Najwięcej gospodarstw agroturystycznych znajduje się w powiatach: tatrzańskim, nowotarskim, limanowskim, suskim, gorlickim, bocheńskim i tarnowskim. Są to najbardziej atrakcyjne zakątki naszego województwa, dysponujące najlepiej rozwiniętą bazą – tam agroturystyka startowała przed ponad 20 laty. Ale chociaż stanowi kontynuację znanych w czasach PRL-u "Wczasów pod gruszą" znacznie się od nich różni. Zarówno bazą jak i formami wypoczynku.
Dzisiaj turyści wybierający tę formę wypoczynku mają sprecyzowane oczekiwania, którym agroturystyka musi sprostać – mówi Grażyna Poloczek, kierownik Działu Gospodarstwa Wiejskiego, Agroturystyki i Przetwórstwa Małopolskiego Ośrodka Doradztwa Rolniczego w Krakowie. Pokoje muszą być o odpowiednim standardzie z osobnym wejściem, łazienką, aneksem kuchennym, powiedzmy na poziomie hoteli z trzema gwiazdkami. Właściciele gospodarstw oprócz zapewnienia spokojnego i wygodnego wypoczynku proponują wiele atrakcji, które dodatkowo przyciągają gości. Na przykład jazdę konną, hipoterapię, łowienie ryb w przydomowym stawie. Niektóre gospodarstwa zarejestrowane są jako edukacyjne – przyjmują wycieczki szkolne i prowadza warsztaty jak wygląda życie i praca na wsi. Często też gospodarze występują w roli przewodników, proponując zwiedzanie znajdujących się w okolicy zabytków.

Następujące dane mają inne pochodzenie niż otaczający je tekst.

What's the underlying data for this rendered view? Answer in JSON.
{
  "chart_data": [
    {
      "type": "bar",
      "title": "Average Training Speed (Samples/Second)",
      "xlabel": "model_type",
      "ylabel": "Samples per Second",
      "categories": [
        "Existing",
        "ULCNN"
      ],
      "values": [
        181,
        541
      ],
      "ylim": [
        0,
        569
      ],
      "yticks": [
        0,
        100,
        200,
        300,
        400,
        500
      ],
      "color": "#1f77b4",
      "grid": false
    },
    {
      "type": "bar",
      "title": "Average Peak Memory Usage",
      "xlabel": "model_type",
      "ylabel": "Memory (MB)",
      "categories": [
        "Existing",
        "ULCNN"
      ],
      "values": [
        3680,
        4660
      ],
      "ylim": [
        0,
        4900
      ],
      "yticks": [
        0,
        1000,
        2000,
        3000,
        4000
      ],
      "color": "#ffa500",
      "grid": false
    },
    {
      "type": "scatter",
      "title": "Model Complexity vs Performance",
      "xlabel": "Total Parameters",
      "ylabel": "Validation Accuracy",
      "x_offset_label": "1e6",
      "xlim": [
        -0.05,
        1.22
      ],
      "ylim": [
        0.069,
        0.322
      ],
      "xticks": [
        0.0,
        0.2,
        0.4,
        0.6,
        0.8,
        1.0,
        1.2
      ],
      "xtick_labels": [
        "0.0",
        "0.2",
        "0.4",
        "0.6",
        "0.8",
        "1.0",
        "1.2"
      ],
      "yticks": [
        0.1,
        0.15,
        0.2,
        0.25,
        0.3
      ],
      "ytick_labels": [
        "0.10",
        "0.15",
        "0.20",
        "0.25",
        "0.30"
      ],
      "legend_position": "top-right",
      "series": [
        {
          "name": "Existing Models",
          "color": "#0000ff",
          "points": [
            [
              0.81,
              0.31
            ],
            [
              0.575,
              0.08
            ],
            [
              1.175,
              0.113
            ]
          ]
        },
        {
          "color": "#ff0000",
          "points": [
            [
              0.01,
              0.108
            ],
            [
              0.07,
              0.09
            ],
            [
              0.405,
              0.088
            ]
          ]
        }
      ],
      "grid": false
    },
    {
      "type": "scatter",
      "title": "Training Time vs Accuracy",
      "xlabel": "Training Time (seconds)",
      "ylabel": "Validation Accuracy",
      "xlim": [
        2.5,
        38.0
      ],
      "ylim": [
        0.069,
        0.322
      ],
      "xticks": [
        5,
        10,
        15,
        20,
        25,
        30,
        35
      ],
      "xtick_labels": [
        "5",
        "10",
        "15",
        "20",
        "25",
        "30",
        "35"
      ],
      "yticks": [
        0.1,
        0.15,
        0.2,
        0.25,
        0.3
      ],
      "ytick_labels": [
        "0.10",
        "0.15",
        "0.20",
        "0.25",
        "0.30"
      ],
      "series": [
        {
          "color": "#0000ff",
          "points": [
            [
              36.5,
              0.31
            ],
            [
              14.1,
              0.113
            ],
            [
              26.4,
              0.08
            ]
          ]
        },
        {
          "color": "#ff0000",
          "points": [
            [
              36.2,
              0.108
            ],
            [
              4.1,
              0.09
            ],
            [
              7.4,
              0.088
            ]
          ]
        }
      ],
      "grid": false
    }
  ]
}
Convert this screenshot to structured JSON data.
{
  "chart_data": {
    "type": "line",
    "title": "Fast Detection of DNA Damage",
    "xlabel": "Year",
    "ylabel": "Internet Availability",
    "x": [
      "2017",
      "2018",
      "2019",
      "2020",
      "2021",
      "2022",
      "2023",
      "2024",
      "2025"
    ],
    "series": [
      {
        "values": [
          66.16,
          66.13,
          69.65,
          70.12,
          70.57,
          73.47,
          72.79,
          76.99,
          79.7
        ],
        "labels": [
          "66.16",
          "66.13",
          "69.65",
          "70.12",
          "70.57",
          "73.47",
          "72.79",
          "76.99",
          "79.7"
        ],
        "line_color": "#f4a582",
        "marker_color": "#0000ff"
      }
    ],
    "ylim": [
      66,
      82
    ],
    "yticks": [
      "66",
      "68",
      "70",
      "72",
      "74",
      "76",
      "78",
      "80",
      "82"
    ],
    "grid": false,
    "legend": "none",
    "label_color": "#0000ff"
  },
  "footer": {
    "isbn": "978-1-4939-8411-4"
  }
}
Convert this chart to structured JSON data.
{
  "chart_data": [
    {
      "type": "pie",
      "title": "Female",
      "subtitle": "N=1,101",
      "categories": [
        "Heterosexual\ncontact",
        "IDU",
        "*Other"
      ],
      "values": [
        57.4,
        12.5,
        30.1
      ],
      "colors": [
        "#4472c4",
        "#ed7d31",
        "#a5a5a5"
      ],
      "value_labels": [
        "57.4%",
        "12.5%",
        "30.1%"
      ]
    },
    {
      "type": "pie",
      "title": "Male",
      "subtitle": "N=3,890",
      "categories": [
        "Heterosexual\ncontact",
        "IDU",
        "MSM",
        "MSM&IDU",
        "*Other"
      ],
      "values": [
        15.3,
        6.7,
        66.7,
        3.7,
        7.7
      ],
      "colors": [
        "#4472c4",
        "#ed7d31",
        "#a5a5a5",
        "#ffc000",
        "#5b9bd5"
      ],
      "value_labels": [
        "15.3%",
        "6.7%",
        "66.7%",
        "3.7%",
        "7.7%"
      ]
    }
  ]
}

Mocną stroną agroturystyki są atrakcyjne ceny, konkurencyjne w stosunku do cen w pensjonatach, domach wczasowych czy hotelach, a także smaczne, domowe posiłki, z których można, choć nie musi się korzystać. Średnia cena pokoju w gospodarstwie agroturystycznym kształtuje się obecnie w granicach 40-50 zł dziennie, z całodziennym wyżywieniem 60-70 zł od osoby.